Trading is a highly speculative art. It is a form of prediction that can have dire financial consequences. Often when I speak with traders, they have the mindset that the market is an enemy, which takes away their profits. Their enemy is their own. There is no enemy. The market is effusive, organic, and represents a paradigm shift; a vast ocean that pushes and pulls and gradually will drown you unless you learn to float on water, and learn to move to the rhythms of the oceans waves.
Struggling against the market is akin to trying to swim against the current. The ocean is more powerful than you are. When I first learned to surf, I fell many times, but after much practice, I realised that there was a method to the madness.
Intraday traders often have great technical skills akin to coding.

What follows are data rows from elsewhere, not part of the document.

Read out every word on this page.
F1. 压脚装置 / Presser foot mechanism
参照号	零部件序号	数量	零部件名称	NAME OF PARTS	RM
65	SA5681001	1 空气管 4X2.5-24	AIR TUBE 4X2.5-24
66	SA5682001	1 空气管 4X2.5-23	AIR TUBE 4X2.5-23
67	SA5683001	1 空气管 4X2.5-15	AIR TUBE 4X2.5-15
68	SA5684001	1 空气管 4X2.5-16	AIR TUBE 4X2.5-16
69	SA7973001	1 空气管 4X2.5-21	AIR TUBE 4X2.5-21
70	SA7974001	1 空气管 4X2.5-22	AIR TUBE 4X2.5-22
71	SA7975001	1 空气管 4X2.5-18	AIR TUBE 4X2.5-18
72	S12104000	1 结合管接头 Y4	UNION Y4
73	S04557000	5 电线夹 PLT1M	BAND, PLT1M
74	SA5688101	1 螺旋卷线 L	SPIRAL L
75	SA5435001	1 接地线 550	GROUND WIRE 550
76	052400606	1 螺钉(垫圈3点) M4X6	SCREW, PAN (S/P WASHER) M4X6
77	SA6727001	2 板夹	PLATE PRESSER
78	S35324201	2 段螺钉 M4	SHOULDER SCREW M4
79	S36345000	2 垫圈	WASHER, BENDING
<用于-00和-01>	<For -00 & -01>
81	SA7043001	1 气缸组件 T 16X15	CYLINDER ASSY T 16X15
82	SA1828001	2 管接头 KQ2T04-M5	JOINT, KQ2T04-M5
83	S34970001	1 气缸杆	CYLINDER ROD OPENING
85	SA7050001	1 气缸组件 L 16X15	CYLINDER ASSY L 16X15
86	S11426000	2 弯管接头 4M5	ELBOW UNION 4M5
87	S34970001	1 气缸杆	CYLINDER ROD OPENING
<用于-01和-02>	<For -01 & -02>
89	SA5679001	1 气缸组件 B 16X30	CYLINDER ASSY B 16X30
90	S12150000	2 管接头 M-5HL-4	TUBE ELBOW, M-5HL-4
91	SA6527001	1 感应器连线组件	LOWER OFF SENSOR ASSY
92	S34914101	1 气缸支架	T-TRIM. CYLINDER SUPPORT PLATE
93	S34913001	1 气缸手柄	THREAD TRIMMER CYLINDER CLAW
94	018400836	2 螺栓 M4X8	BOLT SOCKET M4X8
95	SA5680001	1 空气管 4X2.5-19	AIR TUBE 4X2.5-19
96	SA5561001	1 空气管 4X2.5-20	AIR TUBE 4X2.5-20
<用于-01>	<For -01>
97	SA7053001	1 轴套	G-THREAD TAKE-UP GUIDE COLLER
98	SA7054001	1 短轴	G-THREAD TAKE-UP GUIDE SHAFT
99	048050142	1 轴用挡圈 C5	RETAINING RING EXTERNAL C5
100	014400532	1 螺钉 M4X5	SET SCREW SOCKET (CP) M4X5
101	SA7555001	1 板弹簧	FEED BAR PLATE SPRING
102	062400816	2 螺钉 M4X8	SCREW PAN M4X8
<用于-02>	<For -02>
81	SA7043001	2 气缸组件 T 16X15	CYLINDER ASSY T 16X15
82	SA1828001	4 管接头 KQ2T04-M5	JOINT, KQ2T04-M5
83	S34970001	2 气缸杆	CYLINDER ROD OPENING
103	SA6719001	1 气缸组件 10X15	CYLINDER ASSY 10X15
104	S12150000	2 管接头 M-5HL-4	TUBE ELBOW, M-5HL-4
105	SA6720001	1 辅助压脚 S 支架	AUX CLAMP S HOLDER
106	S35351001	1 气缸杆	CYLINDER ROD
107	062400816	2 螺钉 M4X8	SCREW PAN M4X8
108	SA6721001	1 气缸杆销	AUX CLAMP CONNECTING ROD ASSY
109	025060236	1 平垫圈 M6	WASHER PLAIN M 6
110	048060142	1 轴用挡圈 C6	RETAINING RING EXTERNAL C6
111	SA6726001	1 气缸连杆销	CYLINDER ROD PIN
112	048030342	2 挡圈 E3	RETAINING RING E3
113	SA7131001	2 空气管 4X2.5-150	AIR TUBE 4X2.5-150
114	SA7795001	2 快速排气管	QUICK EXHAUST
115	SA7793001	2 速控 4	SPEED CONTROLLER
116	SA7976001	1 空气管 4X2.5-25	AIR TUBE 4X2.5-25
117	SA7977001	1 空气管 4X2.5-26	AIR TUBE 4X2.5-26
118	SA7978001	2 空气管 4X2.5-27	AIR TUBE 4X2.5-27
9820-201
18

They play poker when the market slows down, they place and cancel orders, learn to read the tape, and play against automated programmes from the financial instutitions that have utilised scalping technologies without a human interface.
Swing and position traders, like myself, can't be replaced by automatons, at least not yet, at this particular juncture in time in 2011. We have a thinking skill that cannot be replicated by software programmes. This ability for analysis is the same as if one were analysing a work of literature. The market possesses a plotline, a summary, a list of characters of various players, and shifts and movements that we recognise and place our bets on.
When I first started trading, I was at first, lured by the power of shifting large amounts of capital around, but as I grew more familiar with the market, I realised that it was really a kind of blueprint of humanity; in each movement, possessed truths about our society. The market was really a macrocosm of each individual action, in which a combination of fundamental analysis along with a technical understanding of its recurring motifs are necessary in the highly speculative art of being a trader.